April 1977 saw the launch, at the first West Coast Computer Faire in San Francisco, of Commodore’s Personal Electronic Transactor 2001. The PET had nearly everything: though its trapezoidal monitor looks hilarious today, it used a pretty flexible, if restricted, set of characters based on a derivative of ASCII. It sold so fast by mail order, its price rose quickly from $500 to $600.
At the same show, however, another all-in one computer was also launched: the $1300 Apple II. While the PET was boxy, white, and looked like it might tot up your purchases at the supermarket check-out, the Apple II was a sleek wedge finished in beige, and looked like it might spring out of a smart graphic designer’s Italian-modern studio. It had a rectangular monitor, bit-mapped colour graphics, and sound. The PET stayed in production just five years, and never worked with later machines like the portable (more like luggable) Commodore 64 that now gathers dust in my loft. But the Apple II was manufactured for nearly 17 years, and, as it grew more sophisticated, was a byword for backward compatibility.
The triumph of the Apple II over the PET can be explained, in part, by the growing public sensibility to graphics during the era of Ronald Reagan. I remember a top US military man coming on British television to defend the Strategic Defence Initiative of those years with the doctrine that, though his country had yet to make a space-based system of lasers actually work, its visualisations of same were superior to those of Soviets: the US had established, he said in all seriousness, a ‘graphics gap’.

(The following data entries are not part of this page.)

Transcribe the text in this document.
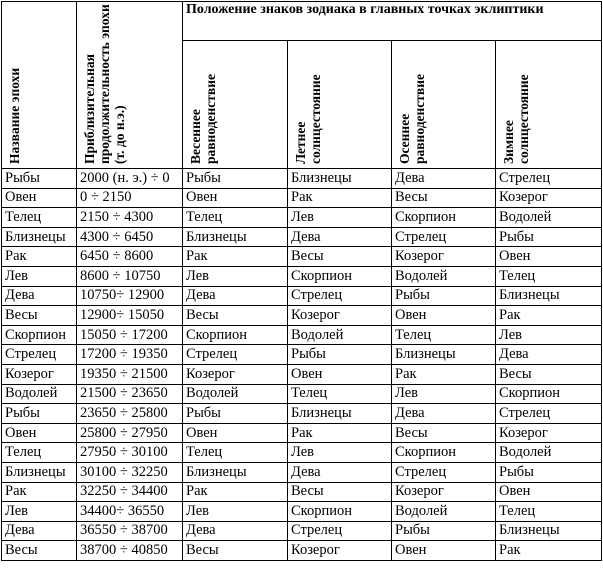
Название эпохи	Приблизительная продолжительность эпохи (т. до н.э.)	Положение знаков зодиака в главных точках эклиптики			

		Весеннее равноденствие	Летнее солнцестояние	Осеннее равноденствие	Зимнее солнцестояние

Рыбы	2000 (н. э.) ÷ 0	Рыбы	Близнецы	Дева	Стрелец
Овен	0 ÷ 2150	Овен	Рак	Весы	Козерог
Телец	2150 ÷ 4300	Телец	Лев	Скорпион	Водолей
Близнецы	4300 ÷ 6450	Близнецы	Дева	Стрелец	Рыбы
Рак	6450 ÷ 8600	Рак	Весы	Козерог	Овен
Лев	8600 ÷ 10750	Лев	Скорпион	Водолей	Телец
Дева	10750÷ 12900	Дева	Стрелец	Рыбы	Близнецы
Весы	12900÷ 15050	Весы	Козерог	Овен	Рак
Скорпион	15050 ÷ 17200	Скорпион	Водолей	Телец	Лев
Стрелец	17200 ÷ 19350	Стрелец	Рыбы	Близнецы	Дева
Козерог	19350 ÷ 21500	Козерог	Овен	Рак	Весы
Водолей	21500 ÷ 23650	Водолей	Телец	Лев	Скорпион
Рыбы	23650 ÷ 25800	Рыбы	Близнецы	Дева	Стрелец
Овен	25800 ÷ 27950	Овен	Рак	Весы	Козерог
Телец	27950 ÷ 30100	Телец	Лев	Скорпион	Водолей
Близнецы	30100 ÷ 32250	Близнецы	Дева	Стрелец	Рыбы
Рак	32250 ÷ 34400	Рак	Весы	Козерог	Овен
Лев	34400÷ 36550	Лев	Скорпион	Водолей	Телец
Дева	36550 ÷ 38700	Дева	Стрелец	Рыбы	Близнецы
Весы	38700 ÷ 40850	Весы	Козерог	Овен	Рак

Apple’s genius was to get people to trade up from the PET into this aestheticisation of everyday life, both in its hardware design and – above all – in its displays. In this month’s newsletter for Ideas21, a club of UK inventors active in intellectual property matters, patents expert Steve Van Dulken from the British Library nicely brings out how elegantly Steve Wozniak’s US patent 4,136,359 dealt with technical issues surrounding the display of colours.
But there was something else, too.
Like the PET, the first Apple IIs used audio cassettes for data storage, ran BASIC, and – initially, at least – had just 4kB of memory. Both machines used a 1Mhz microprocessor from the same company – MOS Technology, Inc, of Norristown, Pennsylvania. Both shared great success, too, in the world of education.
Yet though you could build games akin to Space Invaders on the PET, you could build still funkier games on the Apple II. Apple didn’t just pioneer aesthetics in IT, but kinaesthetics: moving, doing and touching things.
Today, 30 years after the Apple II, its legacy is still with us. The latest news is that China’s internet censor has begun to crack down on the millions of role-playing youths whom he believes to be ‘addicted’ to games.
As Jerry Garcia said, what a long, strange trip it’s been.